FIG. 2 is a cross-sectional view illustrating a method of forming a charge storage electrode of a semiconductor device according to another exemplary embodiment of the present invention. Instead of the stack type charge storage electrode 16 illustrated in FIG. It shows that the electrode 160 is formed. This is to deposit the material for the charge storage electrode (Pt or W, etc.) in the hole pattern formed in the step of FIG. 1 (e) and to adjust the thickness so that it remains only on the sidewall of the hole pattern, chemical mechanical polishing (CMP) process Alternatively, after performing an etch-back process, the oxide film is removed to form the cylinder-shaped charge storage electrode 160.

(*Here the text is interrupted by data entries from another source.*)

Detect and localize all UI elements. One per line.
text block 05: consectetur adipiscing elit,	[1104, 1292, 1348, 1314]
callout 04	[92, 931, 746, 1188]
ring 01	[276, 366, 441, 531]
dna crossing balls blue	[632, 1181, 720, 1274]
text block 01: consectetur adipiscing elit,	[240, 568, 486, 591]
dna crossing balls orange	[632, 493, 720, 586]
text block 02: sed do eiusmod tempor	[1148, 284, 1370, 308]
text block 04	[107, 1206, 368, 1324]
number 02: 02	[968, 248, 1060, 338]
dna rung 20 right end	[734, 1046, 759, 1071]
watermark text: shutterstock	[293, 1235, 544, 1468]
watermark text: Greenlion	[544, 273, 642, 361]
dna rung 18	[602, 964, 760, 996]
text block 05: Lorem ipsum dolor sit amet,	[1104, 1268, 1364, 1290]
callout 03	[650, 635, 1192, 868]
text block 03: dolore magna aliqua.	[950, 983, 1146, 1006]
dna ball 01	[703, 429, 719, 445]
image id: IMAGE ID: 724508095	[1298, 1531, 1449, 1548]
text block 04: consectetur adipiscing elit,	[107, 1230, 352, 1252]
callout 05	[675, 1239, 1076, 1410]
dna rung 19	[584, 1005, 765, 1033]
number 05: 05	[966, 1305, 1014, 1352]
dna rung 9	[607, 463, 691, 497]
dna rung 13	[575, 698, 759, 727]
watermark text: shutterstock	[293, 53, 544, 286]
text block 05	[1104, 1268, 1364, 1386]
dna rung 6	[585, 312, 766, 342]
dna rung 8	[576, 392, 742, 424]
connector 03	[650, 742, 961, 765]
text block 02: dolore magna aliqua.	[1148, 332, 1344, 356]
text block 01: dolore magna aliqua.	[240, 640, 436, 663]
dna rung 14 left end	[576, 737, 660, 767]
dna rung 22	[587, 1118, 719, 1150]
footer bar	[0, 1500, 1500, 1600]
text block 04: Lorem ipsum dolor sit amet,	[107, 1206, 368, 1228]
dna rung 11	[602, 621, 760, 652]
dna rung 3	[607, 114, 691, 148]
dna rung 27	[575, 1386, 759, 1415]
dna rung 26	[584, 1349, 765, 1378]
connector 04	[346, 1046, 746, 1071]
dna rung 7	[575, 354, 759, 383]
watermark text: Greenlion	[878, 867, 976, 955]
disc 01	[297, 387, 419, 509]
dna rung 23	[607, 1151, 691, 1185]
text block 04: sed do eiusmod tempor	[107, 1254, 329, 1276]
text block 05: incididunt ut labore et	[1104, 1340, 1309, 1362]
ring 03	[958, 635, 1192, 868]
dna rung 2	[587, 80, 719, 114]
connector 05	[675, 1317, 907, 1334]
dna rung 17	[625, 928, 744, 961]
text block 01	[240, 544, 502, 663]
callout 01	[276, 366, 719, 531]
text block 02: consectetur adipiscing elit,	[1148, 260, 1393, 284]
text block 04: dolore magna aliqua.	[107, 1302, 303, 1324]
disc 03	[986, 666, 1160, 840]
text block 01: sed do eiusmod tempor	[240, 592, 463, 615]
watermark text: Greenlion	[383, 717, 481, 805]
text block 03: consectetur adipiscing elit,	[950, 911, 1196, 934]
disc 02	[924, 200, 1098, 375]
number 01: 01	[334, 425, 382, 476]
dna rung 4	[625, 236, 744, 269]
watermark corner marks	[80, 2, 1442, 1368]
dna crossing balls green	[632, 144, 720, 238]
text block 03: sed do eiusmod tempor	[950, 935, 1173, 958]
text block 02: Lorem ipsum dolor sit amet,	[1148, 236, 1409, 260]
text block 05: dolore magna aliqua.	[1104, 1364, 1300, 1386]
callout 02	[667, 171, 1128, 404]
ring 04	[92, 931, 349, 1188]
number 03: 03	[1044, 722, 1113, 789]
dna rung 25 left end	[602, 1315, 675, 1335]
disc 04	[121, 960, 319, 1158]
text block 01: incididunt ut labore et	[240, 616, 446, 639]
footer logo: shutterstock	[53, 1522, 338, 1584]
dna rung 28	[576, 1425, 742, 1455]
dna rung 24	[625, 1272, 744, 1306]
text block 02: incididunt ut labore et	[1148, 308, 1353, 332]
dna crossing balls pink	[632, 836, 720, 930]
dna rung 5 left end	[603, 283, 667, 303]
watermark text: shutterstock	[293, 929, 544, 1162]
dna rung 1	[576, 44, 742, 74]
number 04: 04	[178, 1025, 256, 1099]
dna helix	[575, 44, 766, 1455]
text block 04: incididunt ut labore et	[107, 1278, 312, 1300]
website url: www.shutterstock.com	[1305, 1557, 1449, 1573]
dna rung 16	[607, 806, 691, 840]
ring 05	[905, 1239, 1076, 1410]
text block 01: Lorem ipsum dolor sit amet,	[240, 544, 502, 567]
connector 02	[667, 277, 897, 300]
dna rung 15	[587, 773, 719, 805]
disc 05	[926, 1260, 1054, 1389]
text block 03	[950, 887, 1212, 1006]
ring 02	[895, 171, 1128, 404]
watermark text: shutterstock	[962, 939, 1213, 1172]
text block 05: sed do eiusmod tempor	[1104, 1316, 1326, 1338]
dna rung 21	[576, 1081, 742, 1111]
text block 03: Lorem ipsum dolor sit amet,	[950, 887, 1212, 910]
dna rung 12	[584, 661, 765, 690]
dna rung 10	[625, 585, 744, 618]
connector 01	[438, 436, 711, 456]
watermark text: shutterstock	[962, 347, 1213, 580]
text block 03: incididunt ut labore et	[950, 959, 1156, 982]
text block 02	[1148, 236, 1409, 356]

As described above, according to the present invention, the charge storage electrode can be easily formed, the subsequent process can be simplified, and the process margin can be broadly formed to obtain reproducible results. In addition, by effectively integrating new materials (Pt, W, etc.), which are currently being proposed as charge storage electrode materials of 4G or more, it is easy to early development of high density devices of 4G or more.

Claims (7)

Forming a bit line electrically connected to the drain through a plug on a substrate on which various elements of a gate electrode, a source and a drain for forming a semiconductor device are formed; Forming a photoresist pattern on a selected region of the entire upper surface to form a charge storage electrode; Forming a low temperature oxide film on the entire structure of the photoresist pattern; Removing the photoresist pattern to form a hole pattern, and then embedding a metal material in the hole pattern; And forming a charge storage electrode electrically connected to the source through a plug by removing the low temperature oxide film. The method of claim 1, The charge storage electrode forming method of the semiconductor device, characterized in that formed in the form of a stack or cylinder. The method of claim 1, And the photosensitive film uses an oxide film for patterning. The method of claim 3, wherein The oxide film is a method of forming a charge storage electrode of a semiconductor device, characterized in that to use a photosensitive film pattern for patterning. The method of claim 1, The metal material is a method of forming a charge storage electrode of a semiconductor device, characterized in that using one of platinum and tungsten. The method of claim 1, And depositing the low temperature oxide film, followed by a chemical mechanical polishing process or an etch-back process. The method of claim 1, After the metal material is deposited on the hole pattern, a chemical mechanical polishing process or an etch-back process is performed.